High Temperature Heat Storage Systems

Heat storage units, in particular metal-based high-temperature storage units, can make the operation of industrial cogeneration plants more flexible by storing process heat and providing process steam. 


PCM Metro II

In the PCM-Metro II project, the objective is to create a basis for the development of accelerated aging tests specifically for the PCM material as well as measurement methods to determine the degradation parameters.
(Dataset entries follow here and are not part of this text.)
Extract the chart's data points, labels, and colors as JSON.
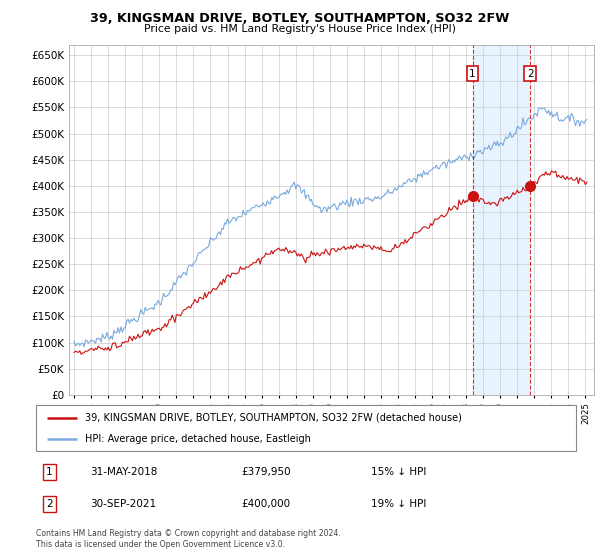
{
  "title": "39, KINGSMAN DRIVE, BOTLEY, SOUTHAMPTON, SO32 2FW",
  "subtitle": "Price paid vs. HM Land Registry's House Price Index (HPI)",
  "ytick_values": [
    0,
    50000,
    100000,
    150000,
    200000,
    250000,
    300000,
    350000,
    400000,
    450000,
    500000,
    550000,
    600000,
    650000
  ],
  "ylim": [
    0,
    670000
  ],
  "background_color": "#ffffff",
  "grid_color": "#cccccc",
  "hpi_color": "#7aaadd",
  "price_color": "#cc1111",
  "shade_color": "#ddeeff",
  "transaction1_x": 2018.375,
  "transaction2_x": 2021.75,
  "transaction1": {
    "label": "1",
    "date": "31-MAY-2018",
    "price": "£379,950",
    "vs_hpi": "15% ↓ HPI"
  },
  "transaction2": {
    "label": "2",
    "date": "30-SEP-2021",
    "price": "£400,000",
    "vs_hpi": "19% ↓ HPI"
  },
  "legend_line1": "39, KINGSMAN DRIVE, BOTLEY, SOUTHAMPTON, SO32 2FW (detached house)",
  "legend_line2": "HPI: Average price, detached house, Eastleigh",
  "footer": "Contains HM Land Registry data © Crown copyright and database right 2024.\nThis data is licensed under the Open Government Licence v3.0.",
  "xlim_left": 1994.7,
  "xlim_right": 2025.5,
  "marker1_price": 379950,
  "marker2_price": 400000
}
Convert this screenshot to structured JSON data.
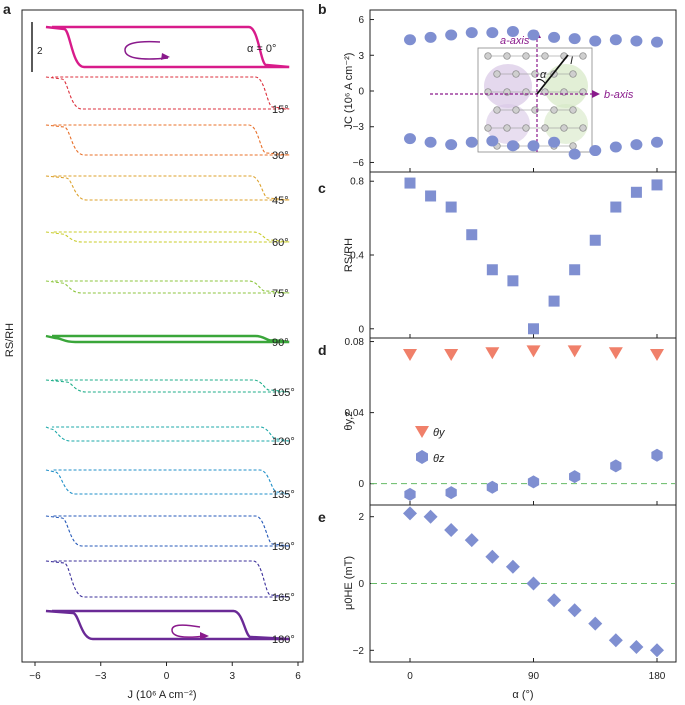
{
  "colors": {
    "marker_blue": "#7f8fd1",
    "marker_red": "#f0806a",
    "zero_line": "#66bb66",
    "axis": "#222222",
    "purple": "#8a1a8c"
  },
  "panel_labels": {
    "a": "a",
    "b": "b",
    "c": "c",
    "d": "d",
    "e": "e"
  },
  "panel_a": {
    "xlabel": "J (10⁶ A cm⁻²)",
    "ylabel": "RS/RH",
    "scale_bar_label": "2",
    "xticks": [
      "−6",
      "−3",
      "0",
      "3",
      "6"
    ],
    "traces": [
      {
        "label": "α = 0°",
        "color": "#d81b8a",
        "style": "solid"
      },
      {
        "label": "15°",
        "color": "#dc2f3c",
        "style": "dashed"
      },
      {
        "label": "30°",
        "color": "#e8702a",
        "style": "dashed"
      },
      {
        "label": "45°",
        "color": "#dca12b",
        "style": "dashed"
      },
      {
        "label": "60°",
        "color": "#c8cc2a",
        "style": "dashed"
      },
      {
        "label": "75°",
        "color": "#8dc63f",
        "style": "dashed"
      },
      {
        "label": "90°",
        "color": "#3aa63a",
        "style": "solid"
      },
      {
        "label": "105°",
        "color": "#1fae8a",
        "style": "dashed"
      },
      {
        "label": "120°",
        "color": "#1ba8a8",
        "style": "dashed"
      },
      {
        "label": "135°",
        "color": "#1f8fc8",
        "style": "dashed"
      },
      {
        "label": "150°",
        "color": "#2458b8",
        "style": "dashed"
      },
      {
        "label": "165°",
        "color": "#3b2f9a",
        "style": "dashed"
      },
      {
        "label": "180°",
        "color": "#6a2a96",
        "style": "solid"
      }
    ]
  },
  "chart_data": [
    {
      "panel": "b",
      "type": "scatter",
      "ylabel": "JC (10⁶ A cm⁻²)",
      "ylim": [
        -6.8,
        6.8
      ],
      "yticks": [
        "6",
        "3",
        "0",
        "−3",
        "−6"
      ],
      "x": [
        0,
        15,
        30,
        45,
        60,
        75,
        90,
        105,
        120,
        135,
        150,
        165,
        180
      ],
      "series": [
        {
          "name": "positive",
          "values": [
            4.3,
            4.5,
            4.7,
            4.9,
            4.9,
            5.0,
            4.7,
            4.5,
            4.4,
            4.2,
            4.3,
            4.2,
            4.1
          ]
        },
        {
          "name": "negative",
          "values": [
            -4.0,
            -4.3,
            -4.5,
            -4.3,
            -4.2,
            -4.6,
            -4.6,
            -4.3,
            -5.3,
            -5.0,
            -4.7,
            -4.5,
            -4.3
          ]
        }
      ],
      "inset": {
        "a_axis": "a-axis",
        "b_axis": "b-axis",
        "angle": "α",
        "current": "I"
      }
    },
    {
      "panel": "c",
      "type": "scatter",
      "ylabel": "RS/RH",
      "ylim": [
        -0.05,
        0.85
      ],
      "yticks": [
        "0.8",
        "0.4",
        "0"
      ],
      "x": [
        0,
        15,
        30,
        45,
        60,
        75,
        90,
        105,
        120,
        135,
        150,
        165,
        180
      ],
      "values": [
        0.79,
        0.72,
        0.66,
        0.51,
        0.32,
        0.26,
        0.0,
        0.15,
        0.32,
        0.48,
        0.66,
        0.74,
        0.78
      ]
    },
    {
      "panel": "d",
      "type": "scatter",
      "ylabel": "θy,z",
      "ylim": [
        -0.012,
        0.082
      ],
      "yticks": [
        "0.08",
        "0.04",
        "0"
      ],
      "legend": [
        "θy",
        "θz"
      ],
      "series": [
        {
          "name": "θy",
          "x": [
            0,
            30,
            60,
            90,
            120,
            150,
            180
          ],
          "values": [
            0.073,
            0.073,
            0.074,
            0.075,
            0.075,
            0.074,
            0.073
          ]
        },
        {
          "name": "θz",
          "x": [
            0,
            30,
            60,
            90,
            120,
            150,
            180
          ],
          "values": [
            -0.006,
            -0.005,
            -0.002,
            0.001,
            0.004,
            0.01,
            0.016
          ]
        }
      ]
    },
    {
      "panel": "e",
      "type": "scatter",
      "ylabel": "μ0HE (mT)",
      "xlabel": "α (°)",
      "ylim": [
        -2.35,
        2.35
      ],
      "yticks": [
        "2",
        "0",
        "−2"
      ],
      "xticks": [
        "0",
        "90",
        "180"
      ],
      "x": [
        0,
        15,
        30,
        45,
        60,
        75,
        90,
        105,
        120,
        135,
        150,
        165,
        180
      ],
      "values": [
        2.1,
        2.0,
        1.6,
        1.3,
        0.8,
        0.5,
        0.0,
        -0.5,
        -0.8,
        -1.2,
        -1.7,
        -1.9,
        -2.0
      ]
    }
  ]
}
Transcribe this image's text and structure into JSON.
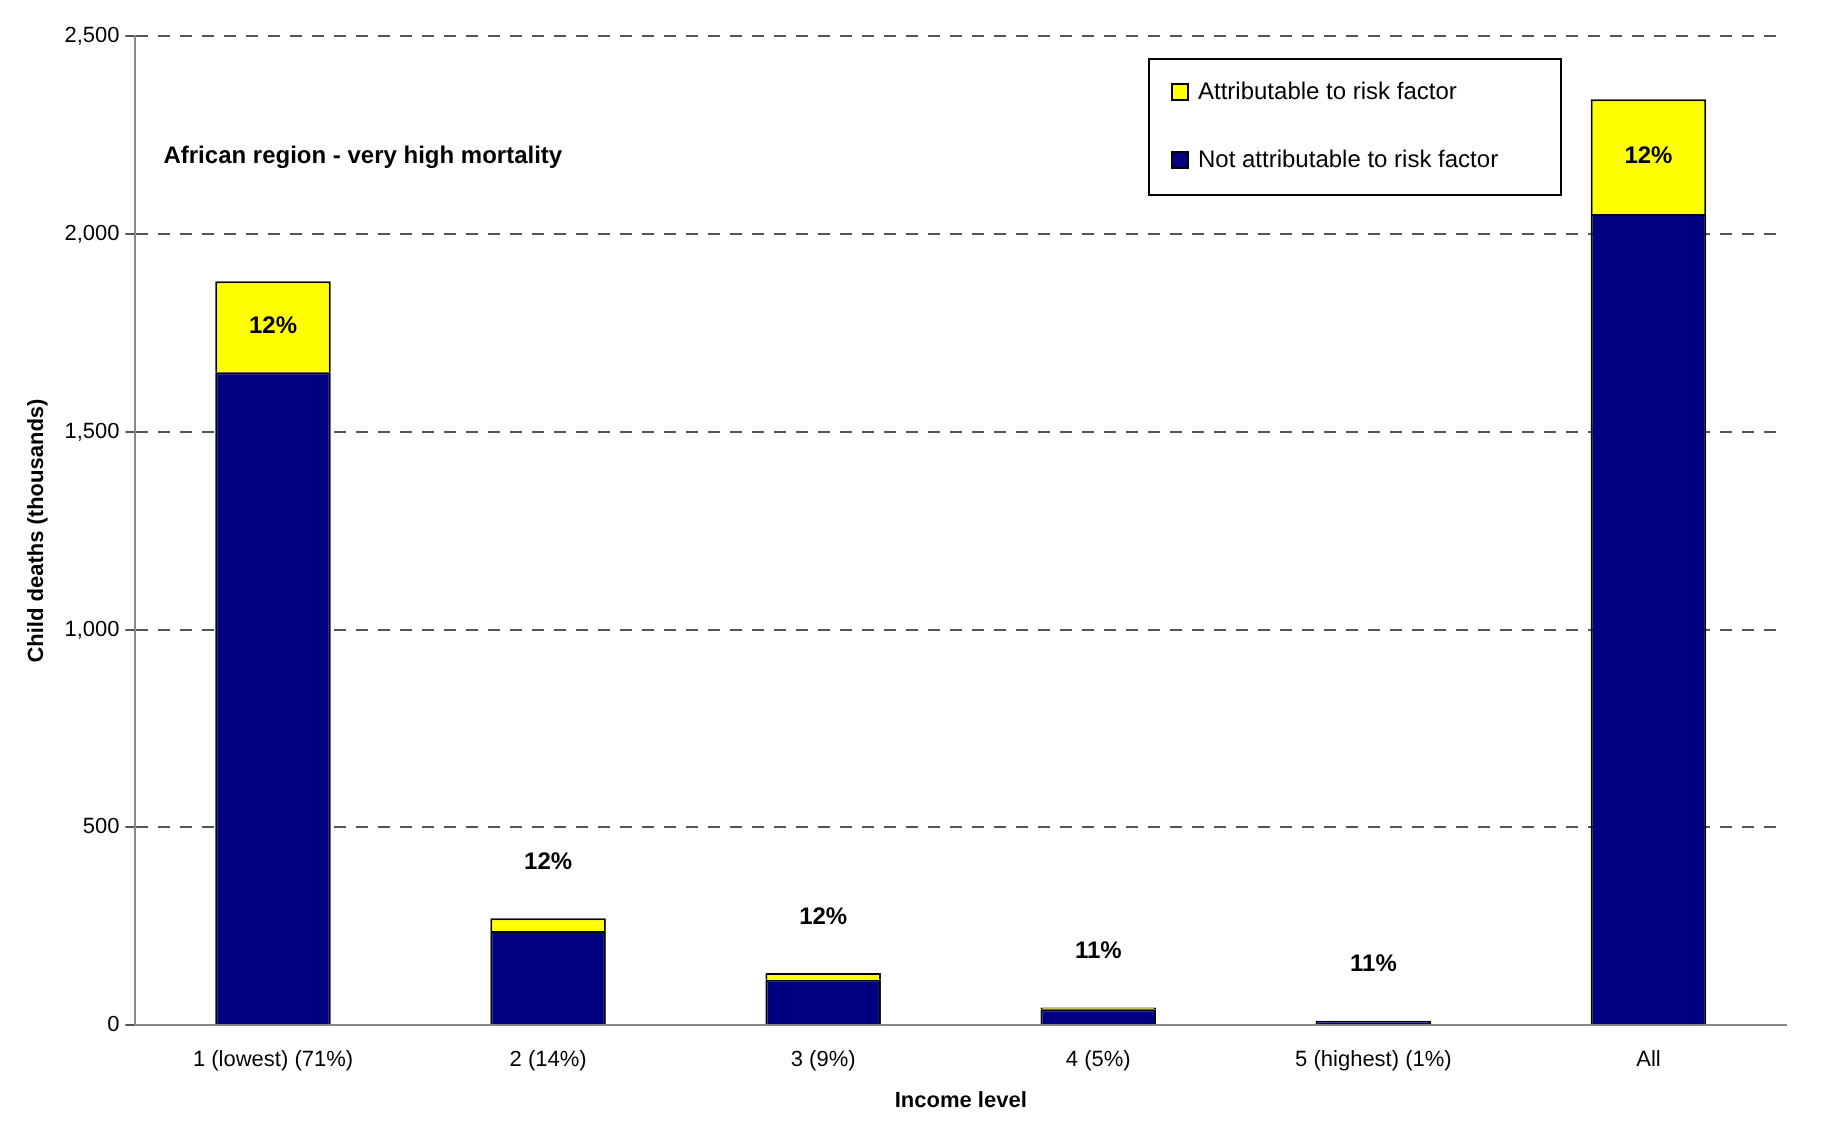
{
  "chart_data": {
    "type": "bar",
    "title": "African region - very high mortality",
    "xlabel": "Income level",
    "ylabel": "Child deaths (thousands)",
    "categories": [
      "1 (lowest) (71%)",
      "2 (14%)",
      "3 (9%)",
      "4 (5%)",
      "5 (highest) (1%)",
      "All"
    ],
    "stacked": true,
    "series": [
      {
        "name": "Not attributable to risk factor",
        "color": "#000080",
        "values": [
          1650,
          238,
          115,
          40,
          11,
          2050
        ]
      },
      {
        "name": "Attributable to risk factor",
        "color": "#ffff00",
        "values": [
          230,
          32,
          17,
          5,
          null,
          290
        ]
      }
    ],
    "annotations": [
      {
        "text": "12%",
        "x": "1 (lowest) (71%)",
        "y": 1880
      },
      {
        "text": "12%",
        "x": "2 (14%)",
        "y": 270
      },
      {
        "text": "12%",
        "x": "3 (9%)",
        "y": 132
      },
      {
        "text": "11%",
        "x": "4 (5%)",
        "y": 45
      },
      {
        "text": "11%",
        "x": "5 (highest) (1%)",
        "y": 12
      },
      {
        "text": "12%",
        "x": "All",
        "y": 2340
      }
    ],
    "ylim": [
      0,
      2500
    ],
    "yticks": [
      0,
      {
        "value": 500,
        "label": "500"
      },
      {
        "value": 1000,
        "label": "1,000"
      },
      {
        "value": 1500,
        "label": "1,500"
      },
      {
        "value": 2000,
        "label": "2,000"
      },
      {
        "value": 2500,
        "label": "2,500"
      }
    ],
    "grid": "y",
    "legend": "top right"
  }
}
Thermochemical Heat Storage

Thermochemical storage systems are based on sorption processes in which heat is bound by endothermic reactions and released by exothermic reactions. An example of this is the hydration (accumulation of water) of salts such as CaCl2, MgCl2 or MgSO4. Thermochemical storage systems offer a virtually loss-free possibility to store heat - and this at comparatively high storage densities. In the field of thermochemical storage, for example, Fraunhofer’s researchers are developing new technologies for the hydrogenation and dehydrogenation of thermochemical storage materials, as well as working on the integration of these materials into storage systems. One technology of the future is metal hydroxides, which are characterized by high storage density and long-term stability. In addition to storing heat in selected operating states, this technology also allows thermal energy to be converted into electricity.



Seasonal Heat Storage System with Bodies formed out of Zeolites

Fraunhofer IKTS researchers systematically investigated the adsorption properties of binder-free zeolite granules and zeolite honeycombs in order to determine under which conditions they can be used as seasonal heat accumulators.